Find leaf under node that is most similar to all other leaves under the node

Find the leaf that minimizes the similarity between itself and all the other leaves under the node. For instance, the average of all distances between one leaf and all the other leaves results in a similarity scalar for the leaf.

Parameters
  • dist_mat (ndarray) – condensed or square distance matrix MxM or NxN among all N leaves in the tree or among all M leaves under the node. If dealing with the distance matrix among all leaves in the tree, self.distance_submatrix is first applied.

  • similarity (function object) – reduction operation on a the list of distances between one leaf and the other (M-1) leaves.

Returns

representative leaf node

Return type

ClusterNodeX

property tree

Tree object owning the node

Returns

Return type

Tree

class idpflex.cnextend.Tree(z=None, dm=None)[source]

Bases: object

Hierarchical binary tree.

Parameters
  • z (ndarray) – linkage matrix from which to create the tree. See linkage()

  • dm (ndarray) – distance matrix from which to create the linkage matrix and tree

from_linkage_matrix(z, node_class=<class 'idpflex.cnextend.ClusterNodeX'>)[source]

Refactored to_tree() converts a hierarchical clustering encoded in matrix z (by linkage) into a convenient tree object.

Each node_class instance has a left, right, dist, id, and count attribute. The left and right attributes point to node_class instances that were combined to generate the cluster. If both are None then node_class is a leaf node, its count must be 1, and its distance is meaningless but set to 0.

Parameters
property leafs
Returns

leaf nodes ordered by increasing ID

Return type

list

nodes_above_depth(depth=0)[source]

Nodes at or above depth from the root node

Parameters

depth (int) – Depth level starting from the root level (depth=0)

Returns

List of nodes ordered by increasing ID. Last one is the root node

Return type

list

nodes_at_depth(depth=0)[source]

Nodes at a given depth from the root node

Parameters

depth (int) – Depth level starting from the root level (depth=0)

Returns

List of nodes corresponding to that particular level

Return type

list

save(filename)[source]

Serialize the tree and save to file

Parameters

filename (str) – File name

idpflex.cnextend.load_tree(filename)[source]

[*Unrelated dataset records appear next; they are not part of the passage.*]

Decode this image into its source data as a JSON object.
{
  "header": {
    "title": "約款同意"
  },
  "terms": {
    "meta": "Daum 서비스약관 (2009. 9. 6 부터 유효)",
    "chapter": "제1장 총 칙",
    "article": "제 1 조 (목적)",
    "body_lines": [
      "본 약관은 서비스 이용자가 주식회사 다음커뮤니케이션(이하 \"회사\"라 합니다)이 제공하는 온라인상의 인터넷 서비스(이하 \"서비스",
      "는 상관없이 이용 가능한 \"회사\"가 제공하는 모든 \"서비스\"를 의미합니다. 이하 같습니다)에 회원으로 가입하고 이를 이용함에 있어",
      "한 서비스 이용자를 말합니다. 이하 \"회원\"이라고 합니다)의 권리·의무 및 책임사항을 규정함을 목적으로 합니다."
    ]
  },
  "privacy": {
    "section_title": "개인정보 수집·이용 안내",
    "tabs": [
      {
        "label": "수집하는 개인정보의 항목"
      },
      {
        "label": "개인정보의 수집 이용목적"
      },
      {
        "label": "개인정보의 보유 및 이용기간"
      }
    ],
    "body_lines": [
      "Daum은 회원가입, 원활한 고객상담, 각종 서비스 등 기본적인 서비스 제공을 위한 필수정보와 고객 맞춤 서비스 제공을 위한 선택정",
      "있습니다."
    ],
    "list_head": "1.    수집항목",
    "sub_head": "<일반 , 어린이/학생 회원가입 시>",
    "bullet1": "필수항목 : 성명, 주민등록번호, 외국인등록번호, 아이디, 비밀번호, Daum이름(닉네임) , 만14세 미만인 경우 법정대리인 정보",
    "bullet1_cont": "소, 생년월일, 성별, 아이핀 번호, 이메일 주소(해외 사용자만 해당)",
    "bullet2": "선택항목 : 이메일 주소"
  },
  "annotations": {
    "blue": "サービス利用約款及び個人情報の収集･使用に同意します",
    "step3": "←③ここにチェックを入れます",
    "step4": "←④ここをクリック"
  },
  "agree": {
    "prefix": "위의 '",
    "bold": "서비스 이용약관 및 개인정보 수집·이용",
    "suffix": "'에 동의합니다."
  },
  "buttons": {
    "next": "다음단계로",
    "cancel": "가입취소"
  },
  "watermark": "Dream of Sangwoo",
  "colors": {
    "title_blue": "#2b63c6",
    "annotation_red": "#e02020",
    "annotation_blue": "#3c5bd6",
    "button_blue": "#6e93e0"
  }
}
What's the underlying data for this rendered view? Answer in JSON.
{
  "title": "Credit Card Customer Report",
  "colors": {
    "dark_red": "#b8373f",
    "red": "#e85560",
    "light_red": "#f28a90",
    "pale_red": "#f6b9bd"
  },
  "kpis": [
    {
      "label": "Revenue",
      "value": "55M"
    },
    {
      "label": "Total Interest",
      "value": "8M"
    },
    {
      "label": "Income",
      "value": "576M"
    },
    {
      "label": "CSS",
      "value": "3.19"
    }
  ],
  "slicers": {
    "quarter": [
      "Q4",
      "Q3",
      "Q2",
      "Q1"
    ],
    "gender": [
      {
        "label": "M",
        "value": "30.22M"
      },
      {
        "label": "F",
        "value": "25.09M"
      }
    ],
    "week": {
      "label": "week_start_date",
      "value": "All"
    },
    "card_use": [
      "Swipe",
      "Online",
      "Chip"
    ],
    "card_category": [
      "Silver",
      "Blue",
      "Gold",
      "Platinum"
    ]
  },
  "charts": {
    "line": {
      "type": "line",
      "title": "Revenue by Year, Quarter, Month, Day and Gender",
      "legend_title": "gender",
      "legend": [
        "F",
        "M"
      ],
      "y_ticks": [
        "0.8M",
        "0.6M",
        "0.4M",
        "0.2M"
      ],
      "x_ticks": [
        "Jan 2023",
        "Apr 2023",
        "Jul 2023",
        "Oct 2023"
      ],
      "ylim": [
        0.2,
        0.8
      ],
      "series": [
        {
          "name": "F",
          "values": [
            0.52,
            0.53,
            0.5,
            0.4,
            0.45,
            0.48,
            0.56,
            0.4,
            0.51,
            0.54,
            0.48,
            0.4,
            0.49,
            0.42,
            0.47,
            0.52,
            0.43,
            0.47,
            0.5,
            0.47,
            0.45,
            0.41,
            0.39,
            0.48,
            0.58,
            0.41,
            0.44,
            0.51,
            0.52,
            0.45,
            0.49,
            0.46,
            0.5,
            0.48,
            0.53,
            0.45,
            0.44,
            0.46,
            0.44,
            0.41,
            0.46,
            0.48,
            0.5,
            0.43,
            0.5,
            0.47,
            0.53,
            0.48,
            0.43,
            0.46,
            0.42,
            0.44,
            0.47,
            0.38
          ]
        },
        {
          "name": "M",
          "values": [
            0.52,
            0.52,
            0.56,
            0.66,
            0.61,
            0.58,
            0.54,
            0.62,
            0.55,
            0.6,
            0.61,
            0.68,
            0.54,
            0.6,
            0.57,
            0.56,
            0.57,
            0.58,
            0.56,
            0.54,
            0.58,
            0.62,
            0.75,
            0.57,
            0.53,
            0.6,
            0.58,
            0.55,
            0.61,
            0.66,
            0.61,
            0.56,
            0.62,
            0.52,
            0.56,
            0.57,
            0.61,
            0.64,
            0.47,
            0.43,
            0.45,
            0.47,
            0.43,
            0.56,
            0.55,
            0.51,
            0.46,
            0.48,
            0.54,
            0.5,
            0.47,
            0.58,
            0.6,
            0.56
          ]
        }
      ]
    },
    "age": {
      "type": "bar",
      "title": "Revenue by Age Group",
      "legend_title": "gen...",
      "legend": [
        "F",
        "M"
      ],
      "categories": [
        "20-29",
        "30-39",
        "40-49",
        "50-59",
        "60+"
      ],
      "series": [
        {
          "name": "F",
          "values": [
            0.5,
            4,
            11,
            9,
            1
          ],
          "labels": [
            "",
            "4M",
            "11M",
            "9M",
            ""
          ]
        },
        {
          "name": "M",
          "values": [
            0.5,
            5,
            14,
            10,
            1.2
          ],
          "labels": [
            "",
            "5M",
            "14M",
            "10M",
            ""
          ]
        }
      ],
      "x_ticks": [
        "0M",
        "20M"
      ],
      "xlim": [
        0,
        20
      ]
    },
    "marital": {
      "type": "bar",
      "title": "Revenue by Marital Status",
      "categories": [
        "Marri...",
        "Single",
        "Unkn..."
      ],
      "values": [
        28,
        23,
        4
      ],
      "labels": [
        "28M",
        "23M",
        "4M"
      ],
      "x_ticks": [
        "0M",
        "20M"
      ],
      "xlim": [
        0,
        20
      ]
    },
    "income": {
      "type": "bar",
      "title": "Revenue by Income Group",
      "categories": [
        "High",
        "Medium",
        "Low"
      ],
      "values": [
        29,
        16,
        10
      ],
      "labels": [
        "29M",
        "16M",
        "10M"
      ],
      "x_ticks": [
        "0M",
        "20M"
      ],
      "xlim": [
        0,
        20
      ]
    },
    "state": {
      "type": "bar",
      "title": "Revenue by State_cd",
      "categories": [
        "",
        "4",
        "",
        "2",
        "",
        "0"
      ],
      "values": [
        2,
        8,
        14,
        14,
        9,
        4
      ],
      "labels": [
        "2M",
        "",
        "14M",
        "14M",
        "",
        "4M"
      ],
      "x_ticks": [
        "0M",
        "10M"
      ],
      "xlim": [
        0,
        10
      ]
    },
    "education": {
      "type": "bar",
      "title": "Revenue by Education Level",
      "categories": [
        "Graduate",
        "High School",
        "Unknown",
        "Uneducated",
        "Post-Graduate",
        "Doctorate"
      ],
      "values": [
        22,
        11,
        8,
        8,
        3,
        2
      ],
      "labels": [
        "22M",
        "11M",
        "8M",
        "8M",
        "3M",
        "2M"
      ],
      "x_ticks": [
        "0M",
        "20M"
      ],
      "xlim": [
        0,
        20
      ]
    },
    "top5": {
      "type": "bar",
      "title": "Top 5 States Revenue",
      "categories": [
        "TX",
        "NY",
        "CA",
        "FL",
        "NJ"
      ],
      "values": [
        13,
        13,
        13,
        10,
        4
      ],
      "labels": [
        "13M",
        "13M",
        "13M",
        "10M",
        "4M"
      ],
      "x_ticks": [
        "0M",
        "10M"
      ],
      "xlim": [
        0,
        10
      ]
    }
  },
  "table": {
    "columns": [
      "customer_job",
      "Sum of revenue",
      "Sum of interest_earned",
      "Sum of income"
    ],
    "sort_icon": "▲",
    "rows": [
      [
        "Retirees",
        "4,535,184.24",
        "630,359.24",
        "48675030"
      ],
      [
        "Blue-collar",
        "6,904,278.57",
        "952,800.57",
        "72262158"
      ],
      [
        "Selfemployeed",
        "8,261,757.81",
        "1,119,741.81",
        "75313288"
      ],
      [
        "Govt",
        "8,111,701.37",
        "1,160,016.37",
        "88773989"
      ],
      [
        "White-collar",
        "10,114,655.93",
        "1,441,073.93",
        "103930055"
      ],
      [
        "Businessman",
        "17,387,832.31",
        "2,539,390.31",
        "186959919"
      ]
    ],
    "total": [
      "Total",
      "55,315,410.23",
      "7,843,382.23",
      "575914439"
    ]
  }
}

Load a previously saved tree

Parameters

filename (str) – File name containing the serialized tree

Returns

Tree instance stored in file

Return type

Tree

idpflex.cnextend.random_distance_tree(n_leafs)[source]

Instantiate a tree where leafs and nodes have random distances to each other.

Distances randomly retrieved from a flat distribution of numbers between 0 and 1

Parameters

n_leafs (int) – Number of tree leaves

Returns

Elements of the named tuple: - tree: Tree

Tree instance

  • distance_matrix: ndarray

    square distance matrix in between pair of tree leafs

Return type

namedtuple